Automated Verification of Monotonic Data Structure Traversals in C
Matthew Sotoudeh
TL;DR
This work targets automated verification of monotonic data structure traversals (MDSTs) in C by introducing Shrinker, a verifier that exploits a scapegoating size descent technique. By running paired analyses on an input and a shrunk version, Shrinker proves safety through descent arguments, avoiding the need to track arbitrary, unbounded heap invariants common in MDSTs. The authors formalize a trace-herd abstract interpretation, present the Shrinker tool architecture and memory/numerical abstractions, and demonstrate substantial empirical gains on a large real-world MDST benchmark relative to existing tools. The results indicate that scapegoating size descent can significantly increase verification coverage for string and list traversals, with notable improvements to portfolio performance, and provide a practical path toward scalable, automated verification of C data-structure code. The work also discusses limitations and future directions, including extensions to nested MDSTs, alternative size measures, and richer memory models.
Abstract
Bespoke data structure operations are common in real-world C code. We identify one common subclass, monotonic data structure traversals (MDSTs), that iterate monotonically through the structure. For example, strlen iterates from start to end of a character array until a null byte is found, and a binary search tree insert iterates from the tree root towards a leaf.
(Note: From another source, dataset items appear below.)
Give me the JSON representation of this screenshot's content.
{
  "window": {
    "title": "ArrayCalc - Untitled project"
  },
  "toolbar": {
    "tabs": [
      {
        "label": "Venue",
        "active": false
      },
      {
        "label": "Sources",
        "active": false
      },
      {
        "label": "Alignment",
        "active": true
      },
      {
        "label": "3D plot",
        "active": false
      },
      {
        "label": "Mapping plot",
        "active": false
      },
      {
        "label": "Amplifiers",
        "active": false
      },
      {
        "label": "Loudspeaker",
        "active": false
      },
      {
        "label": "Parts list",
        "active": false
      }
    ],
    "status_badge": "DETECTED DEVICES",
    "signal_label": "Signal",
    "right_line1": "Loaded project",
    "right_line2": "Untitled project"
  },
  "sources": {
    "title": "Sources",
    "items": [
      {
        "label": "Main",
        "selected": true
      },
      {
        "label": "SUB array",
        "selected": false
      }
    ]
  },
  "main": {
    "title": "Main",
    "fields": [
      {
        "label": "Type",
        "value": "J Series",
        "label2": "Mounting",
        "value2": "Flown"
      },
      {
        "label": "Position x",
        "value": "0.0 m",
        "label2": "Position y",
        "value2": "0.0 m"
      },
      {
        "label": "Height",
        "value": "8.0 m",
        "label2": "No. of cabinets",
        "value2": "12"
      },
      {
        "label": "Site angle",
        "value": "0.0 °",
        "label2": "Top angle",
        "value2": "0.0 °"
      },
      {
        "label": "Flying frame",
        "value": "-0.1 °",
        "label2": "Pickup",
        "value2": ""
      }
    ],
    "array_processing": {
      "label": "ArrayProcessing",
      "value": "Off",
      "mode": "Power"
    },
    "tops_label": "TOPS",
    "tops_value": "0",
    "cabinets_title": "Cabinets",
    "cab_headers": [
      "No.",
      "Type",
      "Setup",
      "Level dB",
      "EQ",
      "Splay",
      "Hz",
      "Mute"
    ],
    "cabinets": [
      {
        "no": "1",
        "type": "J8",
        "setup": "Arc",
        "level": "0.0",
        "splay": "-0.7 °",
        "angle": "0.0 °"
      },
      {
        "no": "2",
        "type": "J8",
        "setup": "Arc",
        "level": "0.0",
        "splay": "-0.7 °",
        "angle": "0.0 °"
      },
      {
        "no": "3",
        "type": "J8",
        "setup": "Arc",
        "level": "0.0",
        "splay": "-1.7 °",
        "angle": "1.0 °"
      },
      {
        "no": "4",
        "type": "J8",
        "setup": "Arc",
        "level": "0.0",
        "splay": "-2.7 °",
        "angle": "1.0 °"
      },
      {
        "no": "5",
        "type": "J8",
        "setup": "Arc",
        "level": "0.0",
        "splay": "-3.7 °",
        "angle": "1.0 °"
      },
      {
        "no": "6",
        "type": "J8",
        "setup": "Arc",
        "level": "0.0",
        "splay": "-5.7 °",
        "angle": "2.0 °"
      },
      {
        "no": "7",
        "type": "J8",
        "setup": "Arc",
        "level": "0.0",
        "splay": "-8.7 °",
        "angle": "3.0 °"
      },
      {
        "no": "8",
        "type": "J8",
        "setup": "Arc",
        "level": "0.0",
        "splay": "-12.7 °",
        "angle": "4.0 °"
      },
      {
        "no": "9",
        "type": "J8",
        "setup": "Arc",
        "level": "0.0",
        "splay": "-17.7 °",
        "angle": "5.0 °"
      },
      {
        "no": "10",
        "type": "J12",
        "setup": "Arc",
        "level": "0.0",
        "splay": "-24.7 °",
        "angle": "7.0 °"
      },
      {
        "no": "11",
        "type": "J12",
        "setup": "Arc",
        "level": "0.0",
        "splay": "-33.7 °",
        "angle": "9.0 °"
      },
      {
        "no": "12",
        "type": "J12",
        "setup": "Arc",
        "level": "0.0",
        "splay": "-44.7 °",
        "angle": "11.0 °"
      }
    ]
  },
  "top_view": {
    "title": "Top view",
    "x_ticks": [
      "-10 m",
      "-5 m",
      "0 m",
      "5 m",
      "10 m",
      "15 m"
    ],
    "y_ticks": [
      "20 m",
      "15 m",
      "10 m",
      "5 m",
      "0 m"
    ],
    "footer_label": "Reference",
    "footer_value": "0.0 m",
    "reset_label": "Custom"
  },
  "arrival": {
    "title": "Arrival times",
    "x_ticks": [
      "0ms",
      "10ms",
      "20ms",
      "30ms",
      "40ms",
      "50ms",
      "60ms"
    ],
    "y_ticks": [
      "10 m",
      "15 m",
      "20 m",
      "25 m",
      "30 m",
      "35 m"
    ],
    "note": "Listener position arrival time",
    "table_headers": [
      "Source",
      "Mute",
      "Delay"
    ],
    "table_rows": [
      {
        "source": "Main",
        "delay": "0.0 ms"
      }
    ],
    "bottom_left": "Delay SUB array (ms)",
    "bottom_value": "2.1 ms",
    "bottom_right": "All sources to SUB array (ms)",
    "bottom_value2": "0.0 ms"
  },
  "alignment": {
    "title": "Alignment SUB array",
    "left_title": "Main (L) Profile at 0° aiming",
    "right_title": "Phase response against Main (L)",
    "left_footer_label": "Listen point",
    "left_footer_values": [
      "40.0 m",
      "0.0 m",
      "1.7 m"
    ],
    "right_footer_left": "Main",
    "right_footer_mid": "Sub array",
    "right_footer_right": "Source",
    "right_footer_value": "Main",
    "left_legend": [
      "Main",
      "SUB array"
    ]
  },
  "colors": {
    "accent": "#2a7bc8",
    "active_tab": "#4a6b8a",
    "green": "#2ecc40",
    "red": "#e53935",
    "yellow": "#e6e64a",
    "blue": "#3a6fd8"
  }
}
We describe a new automated verification tool, Shrinker, to verify MDSTs written in C. Shrinker uses a new program analysis strategy called scapegoating size descent, which is designed to take advantage of the fact that many MDSTs produce very similar traces when executed on an input (e.g., some large list) as when executed on a 'shrunk' version of the input (e.g., the same list but with its first element deleted). We introduce a new benchmark set containing over one hundred instances proving correctness, equivalence, and memory safety properties of dozens of MDSTs found in major C codebases including Linux, NetBSD, OpenBSD, QEMU, Git, and Musl. Shrinker significantly increases the number of monotonic string and list traversals that can be verified vs. a portfolio of state-of-the-art tools.